The following morning, promptly at ten o’clock, the doorbell rang, and Mike Barrett answered it and ushered Mrs Isabel Vogler into his apartment.

She proved to be a corpulent woman, probably in her middle forties, and on her graying head she wore a Sunday hat braided with limp artificial flowers. Her eyes were creased above two puffs of cheeks, and there was down on her upper lip, and a massive double chin or goiter, but her dark dress was fresh and neat and she moved with remarkable agility for one so obese.

She planted herself in the center of Barrett’s living room, surveyed it briefly, and said, ‘Well, this isn’t much of a job to take care of. Looks no problem to me. Like I said in the ad I put in the paper, I’m a real experienced housekeeper. How many rooms have you got?’

‘Besides this, there’s the bedroom, a bathroom, the kitchenette,’ said Barrett.

‘Can you show me ?’

‘Later,’ said Barrett, gesturing her to a chair.

Mrs Vogler settled down with a grunt. ‘Don’t mind sitting whenever I can,’ she said. ‘When you’re in my line of work, and on your feet all day, sitting is a real vacation.’

Barrett found a place on the sofa across from her, took his pipe from the ashtray, and held it up. ‘Do you mind?’

‘Not at all. Mr Vogler, rest his soul, was a pipe smoker, but even his awful-smelling corncob was better than those men smoking cigars. You go ahead and smoke your pipe, Mr Barrett, and take no mind of me. It becomes a man, a pipe, even though it’s sure to mean plenty of holes in the furniture.’

Barrett lit his pipe. Through the partially open bedroom door he could see the still unmade bed that Faye had left at two in the morning, after extracting the promise from him that they would dine together tonight. He returned his attention to Isabel Vogler. He was not sure how it was best to proceed with this possible witness whom Maggie Russell had suggested, since he had lured Mrs Vogler to this meeting under false pretenses.

‘Was it difficult to make connections from Van Nuys to West Los Angeles?’ he inquired.

‘No problem at all. I have my own jalopy - didn’t my boy tell you ? Kids, once they got their heads in the television set, they don’t remember anything.’

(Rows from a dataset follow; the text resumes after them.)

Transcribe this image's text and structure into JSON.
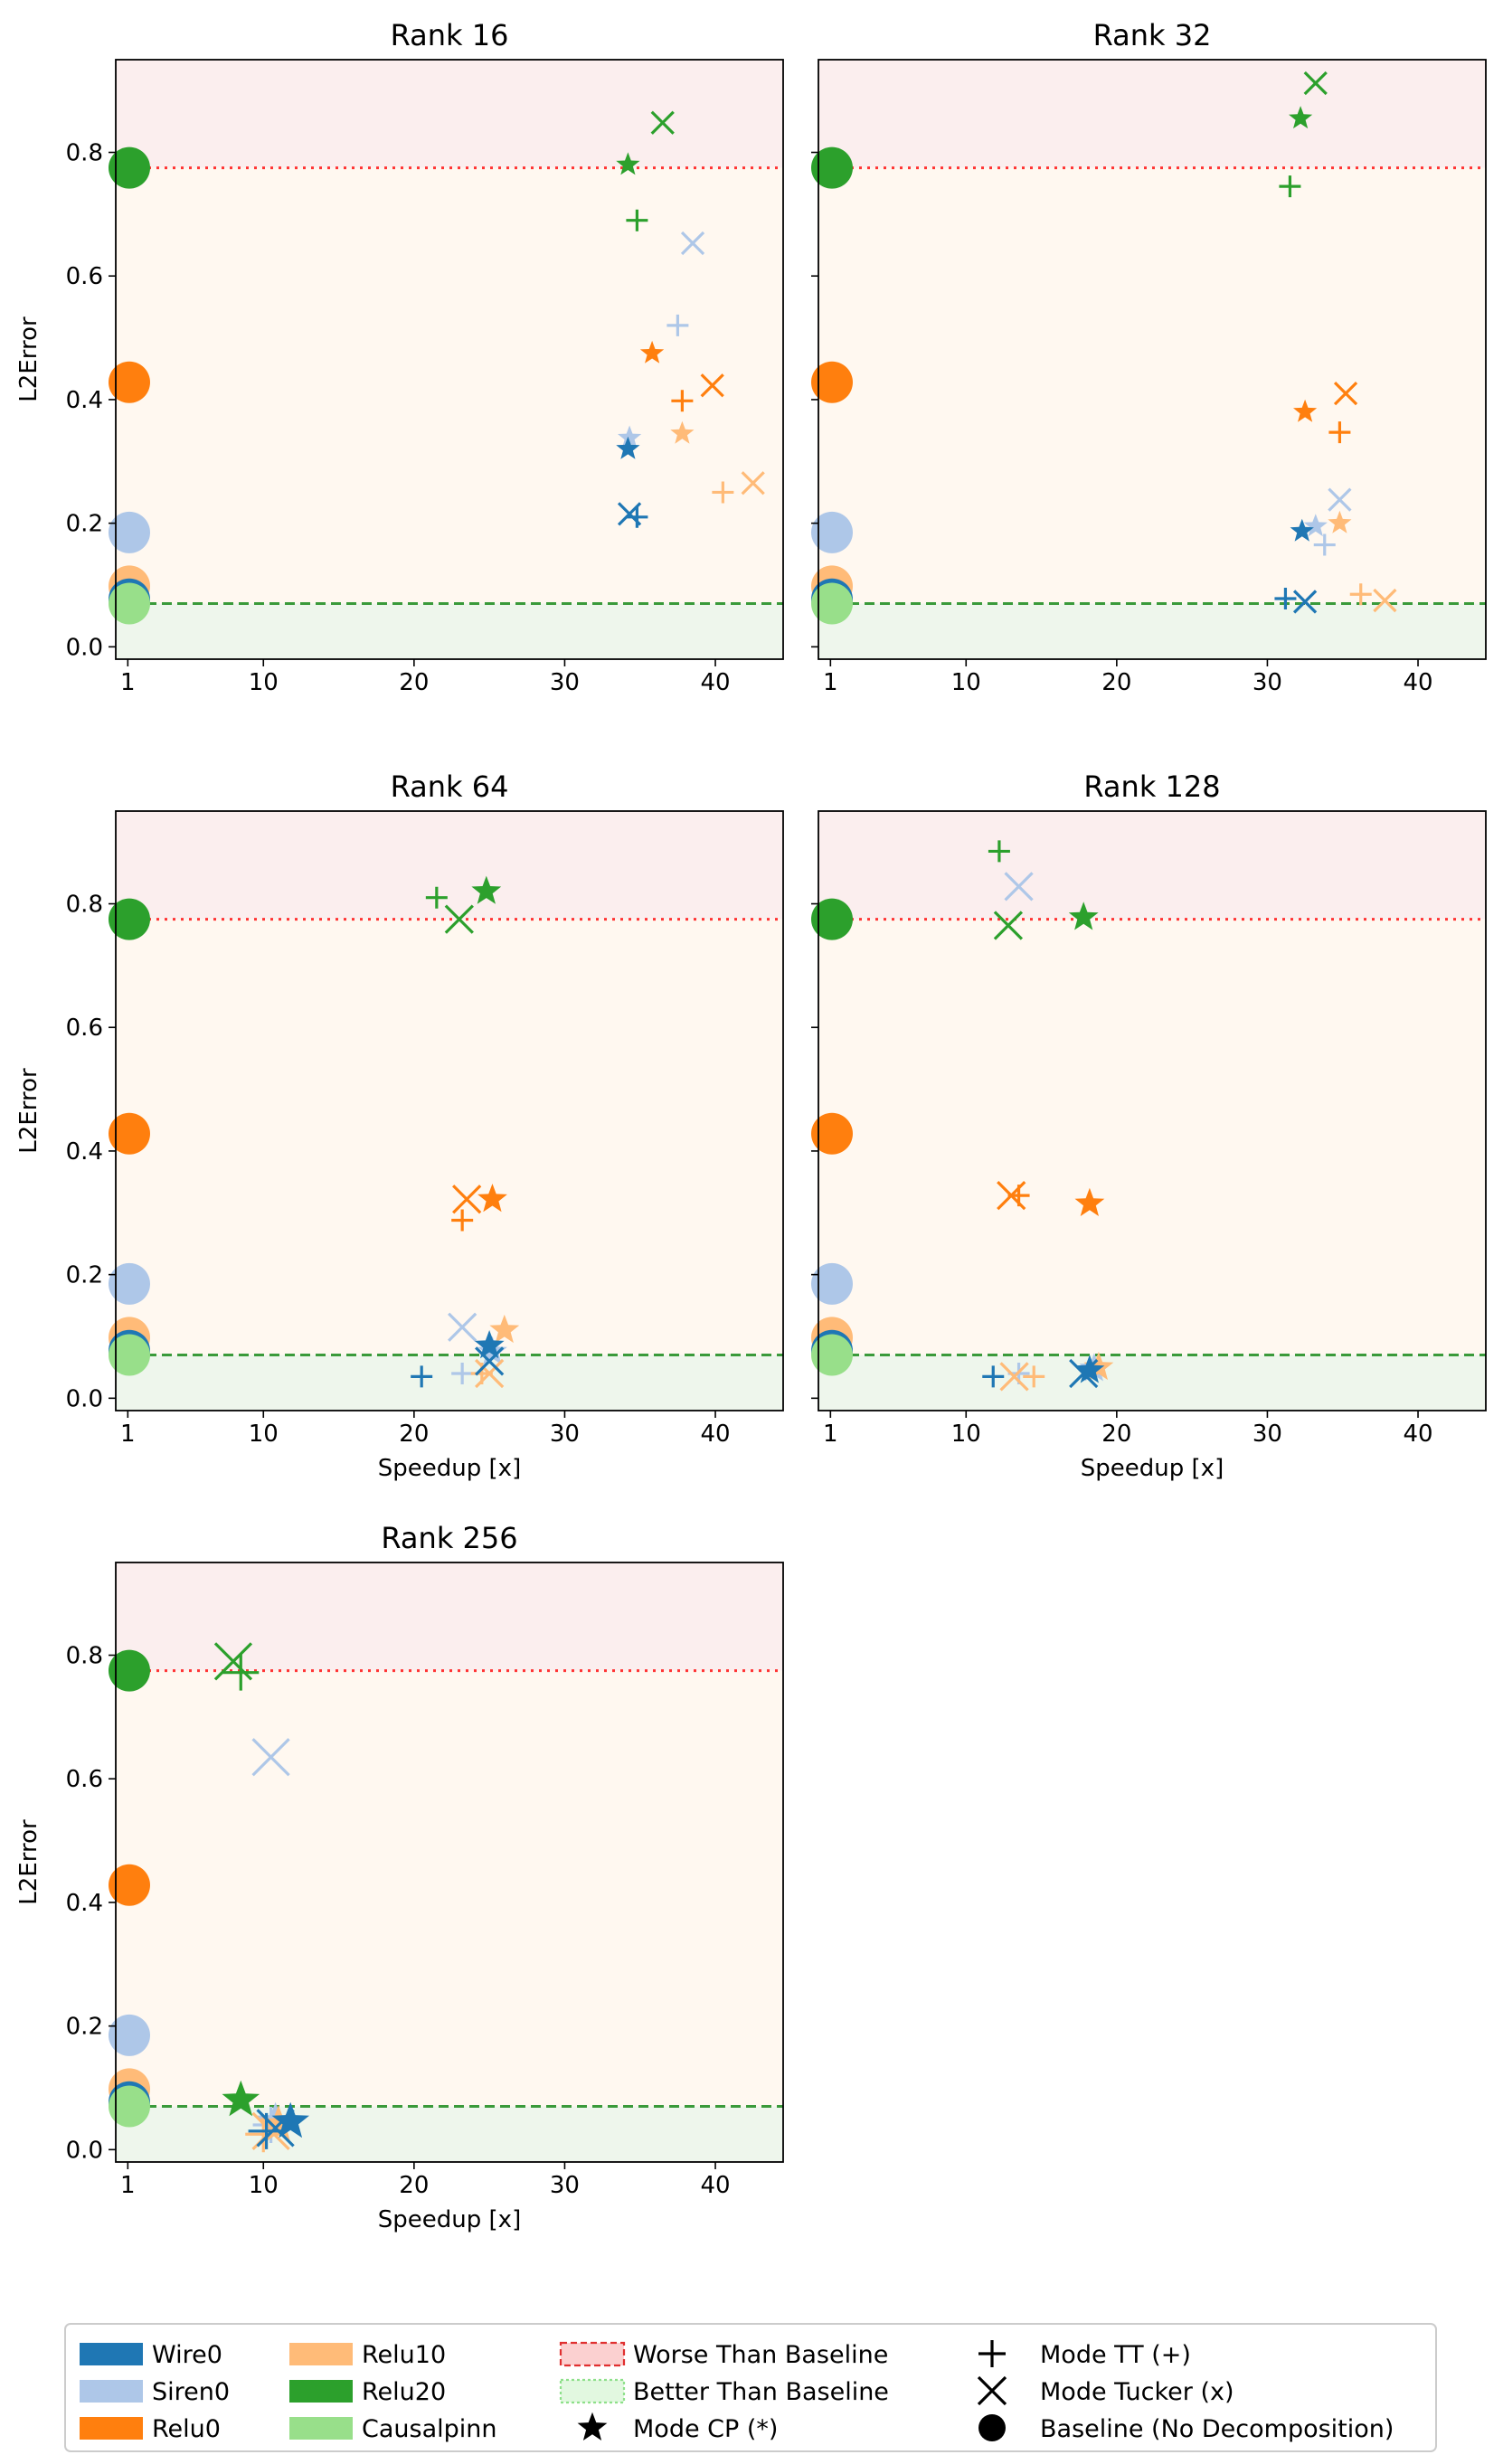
{
  "colors": {
    "Wire0": "#1f77b4",
    "Siren0": "#aec7e8",
    "Relu0": "#ff7f0e",
    "Relu10": "#ffbb78",
    "Relu20": "#2ca02c",
    "Causalpinn": "#98df8a",
    "worse_region": "#fbeeee",
    "middle_region": "#fff8f0",
    "better_region": "#eef6ec",
    "worse_line": "#ff3333",
    "better_line": "#3a9a3a"
  },
  "chart_data": {
    "type": "scatter",
    "xlabel": "Speedup [x]",
    "ylabel": "L2Error",
    "xlim": [
      0.2,
      44.5
    ],
    "ylim": [
      -0.02,
      0.95
    ],
    "xticks": [
      1,
      10,
      20,
      30,
      40
    ],
    "yticks": [
      0.0,
      0.2,
      0.4,
      0.6,
      0.8
    ],
    "worse_threshold": 0.775,
    "better_threshold": 0.07,
    "baselines": [
      {
        "series": "Relu20",
        "x": 1.1,
        "y": 0.775
      },
      {
        "series": "Relu0",
        "x": 1.1,
        "y": 0.428
      },
      {
        "series": "Siren0",
        "x": 1.1,
        "y": 0.185
      },
      {
        "series": "Relu10",
        "x": 1.1,
        "y": 0.098
      },
      {
        "series": "Wire0",
        "x": 1.1,
        "y": 0.077
      },
      {
        "series": "Causalpinn",
        "x": 1.1,
        "y": 0.07
      }
    ],
    "panels": [
      {
        "title": "Rank 16",
        "show_xlabel": false,
        "show_ylabel": true,
        "points": [
          {
            "series": "Relu20",
            "mode": "TT",
            "x": 34.8,
            "y": 0.69
          },
          {
            "series": "Relu20",
            "mode": "Tucker",
            "x": 36.5,
            "y": 0.848
          },
          {
            "series": "Relu20",
            "mode": "CP",
            "x": 34.2,
            "y": 0.78
          },
          {
            "series": "Siren0",
            "mode": "TT",
            "x": 37.5,
            "y": 0.52
          },
          {
            "series": "Siren0",
            "mode": "Tucker",
            "x": 38.5,
            "y": 0.653
          },
          {
            "series": "Siren0",
            "mode": "CP",
            "x": 34.3,
            "y": 0.338
          },
          {
            "series": "Relu0",
            "mode": "TT",
            "x": 37.8,
            "y": 0.398
          },
          {
            "series": "Relu0",
            "mode": "Tucker",
            "x": 39.8,
            "y": 0.423
          },
          {
            "series": "Relu0",
            "mode": "CP",
            "x": 35.8,
            "y": 0.475
          },
          {
            "series": "Relu10",
            "mode": "TT",
            "x": 40.5,
            "y": 0.25
          },
          {
            "series": "Relu10",
            "mode": "Tucker",
            "x": 42.5,
            "y": 0.265
          },
          {
            "series": "Relu10",
            "mode": "CP",
            "x": 37.8,
            "y": 0.345
          },
          {
            "series": "Wire0",
            "mode": "TT",
            "x": 34.8,
            "y": 0.21
          },
          {
            "series": "Wire0",
            "mode": "Tucker",
            "x": 34.3,
            "y": 0.215
          },
          {
            "series": "Wire0",
            "mode": "CP",
            "x": 34.2,
            "y": 0.32
          }
        ]
      },
      {
        "title": "Rank 32",
        "show_xlabel": false,
        "show_ylabel": false,
        "points": [
          {
            "series": "Relu20",
            "mode": "TT",
            "x": 31.5,
            "y": 0.745
          },
          {
            "series": "Relu20",
            "mode": "Tucker",
            "x": 33.2,
            "y": 0.912
          },
          {
            "series": "Relu20",
            "mode": "CP",
            "x": 32.2,
            "y": 0.855
          },
          {
            "series": "Relu0",
            "mode": "TT",
            "x": 34.8,
            "y": 0.347
          },
          {
            "series": "Relu0",
            "mode": "Tucker",
            "x": 35.2,
            "y": 0.41
          },
          {
            "series": "Relu0",
            "mode": "CP",
            "x": 32.5,
            "y": 0.38
          },
          {
            "series": "Siren0",
            "mode": "TT",
            "x": 33.8,
            "y": 0.165
          },
          {
            "series": "Siren0",
            "mode": "Tucker",
            "x": 34.8,
            "y": 0.238
          },
          {
            "series": "Siren0",
            "mode": "CP",
            "x": 33.2,
            "y": 0.195
          },
          {
            "series": "Relu10",
            "mode": "TT",
            "x": 36.2,
            "y": 0.085
          },
          {
            "series": "Relu10",
            "mode": "Tucker",
            "x": 37.8,
            "y": 0.075
          },
          {
            "series": "Relu10",
            "mode": "CP",
            "x": 34.8,
            "y": 0.2
          },
          {
            "series": "Wire0",
            "mode": "TT",
            "x": 31.2,
            "y": 0.078
          },
          {
            "series": "Wire0",
            "mode": "Tucker",
            "x": 32.5,
            "y": 0.073
          },
          {
            "series": "Wire0",
            "mode": "CP",
            "x": 32.3,
            "y": 0.187
          }
        ]
      },
      {
        "title": "Rank 64",
        "show_xlabel": true,
        "show_ylabel": true,
        "points": [
          {
            "series": "Relu20",
            "mode": "TT",
            "x": 21.5,
            "y": 0.81
          },
          {
            "series": "Relu20",
            "mode": "Tucker",
            "x": 23.0,
            "y": 0.775
          },
          {
            "series": "Relu20",
            "mode": "CP",
            "x": 24.8,
            "y": 0.82
          },
          {
            "series": "Relu0",
            "mode": "TT",
            "x": 23.2,
            "y": 0.288
          },
          {
            "series": "Relu0",
            "mode": "Tucker",
            "x": 23.5,
            "y": 0.322
          },
          {
            "series": "Relu0",
            "mode": "CP",
            "x": 25.2,
            "y": 0.322
          },
          {
            "series": "Siren0",
            "mode": "TT",
            "x": 23.2,
            "y": 0.04
          },
          {
            "series": "Siren0",
            "mode": "Tucker",
            "x": 23.2,
            "y": 0.115
          },
          {
            "series": "Siren0",
            "mode": "CP",
            "x": 25.2,
            "y": 0.075
          },
          {
            "series": "Relu10",
            "mode": "TT",
            "x": 24.5,
            "y": 0.04
          },
          {
            "series": "Relu10",
            "mode": "Tucker",
            "x": 25.0,
            "y": 0.04
          },
          {
            "series": "Relu10",
            "mode": "CP",
            "x": 26.0,
            "y": 0.11
          },
          {
            "series": "Wire0",
            "mode": "TT",
            "x": 20.5,
            "y": 0.035
          },
          {
            "series": "Wire0",
            "mode": "Tucker",
            "x": 25.0,
            "y": 0.06
          },
          {
            "series": "Wire0",
            "mode": "CP",
            "x": 25.0,
            "y": 0.085
          }
        ]
      },
      {
        "title": "Rank 128",
        "show_xlabel": true,
        "show_ylabel": false,
        "points": [
          {
            "series": "Relu20",
            "mode": "TT",
            "x": 12.2,
            "y": 0.885
          },
          {
            "series": "Relu20",
            "mode": "Tucker",
            "x": 12.8,
            "y": 0.765
          },
          {
            "series": "Relu20",
            "mode": "CP",
            "x": 17.8,
            "y": 0.778
          },
          {
            "series": "Siren0",
            "mode": "Tucker",
            "x": 13.5,
            "y": 0.828
          },
          {
            "series": "Relu0",
            "mode": "TT",
            "x": 13.5,
            "y": 0.328
          },
          {
            "series": "Relu0",
            "mode": "Tucker",
            "x": 13.0,
            "y": 0.328
          },
          {
            "series": "Relu0",
            "mode": "CP",
            "x": 18.2,
            "y": 0.315
          },
          {
            "series": "Siren0",
            "mode": "TT",
            "x": 13.5,
            "y": 0.04
          },
          {
            "series": "Siren0",
            "mode": "CP",
            "x": 18.5,
            "y": 0.048
          },
          {
            "series": "Relu10",
            "mode": "TT",
            "x": 14.5,
            "y": 0.035
          },
          {
            "series": "Relu10",
            "mode": "Tucker",
            "x": 13.2,
            "y": 0.035
          },
          {
            "series": "Relu10",
            "mode": "CP",
            "x": 18.8,
            "y": 0.05
          },
          {
            "series": "Wire0",
            "mode": "TT",
            "x": 11.8,
            "y": 0.035
          },
          {
            "series": "Wire0",
            "mode": "Tucker",
            "x": 17.8,
            "y": 0.04
          },
          {
            "series": "Wire0",
            "mode": "CP",
            "x": 18.2,
            "y": 0.045
          }
        ]
      },
      {
        "title": "Rank 256",
        "show_xlabel": true,
        "show_ylabel": true,
        "points": [
          {
            "series": "Relu20",
            "mode": "TT",
            "x": 8.5,
            "y": 0.772
          },
          {
            "series": "Relu20",
            "mode": "Tucker",
            "x": 8.0,
            "y": 0.79
          },
          {
            "series": "Relu20",
            "mode": "CP",
            "x": 8.5,
            "y": 0.08
          },
          {
            "series": "Siren0",
            "mode": "Tucker",
            "x": 10.5,
            "y": 0.635
          },
          {
            "series": "Siren0",
            "mode": "TT",
            "x": 10.5,
            "y": 0.04
          },
          {
            "series": "Siren0",
            "mode": "CP",
            "x": 10.8,
            "y": 0.045
          },
          {
            "series": "Relu10",
            "mode": "TT",
            "x": 10.0,
            "y": 0.025
          },
          {
            "series": "Relu10",
            "mode": "Tucker",
            "x": 10.5,
            "y": 0.03
          },
          {
            "series": "Relu10",
            "mode": "CP",
            "x": 11.0,
            "y": 0.04
          },
          {
            "series": "Wire0",
            "mode": "TT",
            "x": 10.2,
            "y": 0.03
          },
          {
            "series": "Wire0",
            "mode": "Tucker",
            "x": 10.8,
            "y": 0.035
          },
          {
            "series": "Wire0",
            "mode": "CP",
            "x": 11.8,
            "y": 0.045
          }
        ]
      }
    ],
    "legend": {
      "position": "bottom-center",
      "series": [
        "Wire0",
        "Siren0",
        "Relu0",
        "Relu10",
        "Relu20",
        "Causalpinn"
      ],
      "regions": [
        {
          "key": "worse",
          "label": "Worse Than Baseline"
        },
        {
          "key": "better",
          "label": "Better Than Baseline"
        }
      ],
      "modes": [
        {
          "key": "CP",
          "label": "Mode CP (*)"
        },
        {
          "key": "TT",
          "label": "Mode TT (+)"
        },
        {
          "key": "Tucker",
          "label": "Mode Tucker (x)"
        },
        {
          "key": "Baseline",
          "label": "Baseline (No Decomposition)"
        }
      ]
    }
  }
}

‘Well, your youngster did very well with my call. Now, about the ad you placed, Mrs Vogler. Can you elaborate upon it a little more?’

‘You mean - ?’

‘I mean can you let me know a little more about what you’re after and about your background ?’

‘Like I told you, I have plenty of experience and I’m dependable, if that’s what you mean,’ said Isabel Vogler. ‘Since Mr Vogler left me widowed and penniless eight years ago, and with a child to rear, I’ve been working more or less steady. As a housekeeper, but I can cook too, if nothing fancy is required. When the child was younger, I took live-in positions and boarded him out, but since my last live-in employment, what with the child growing up, I figured he should at least know he’s got his own home, so I’ve been doing only day work. But that’s not so good, because it’s not regular enough. I want a position where I know I can come in three, four days a week, or, even better, all week, nine to five, and have some income I can depend upon. I’m doing everything I can to save up some money.’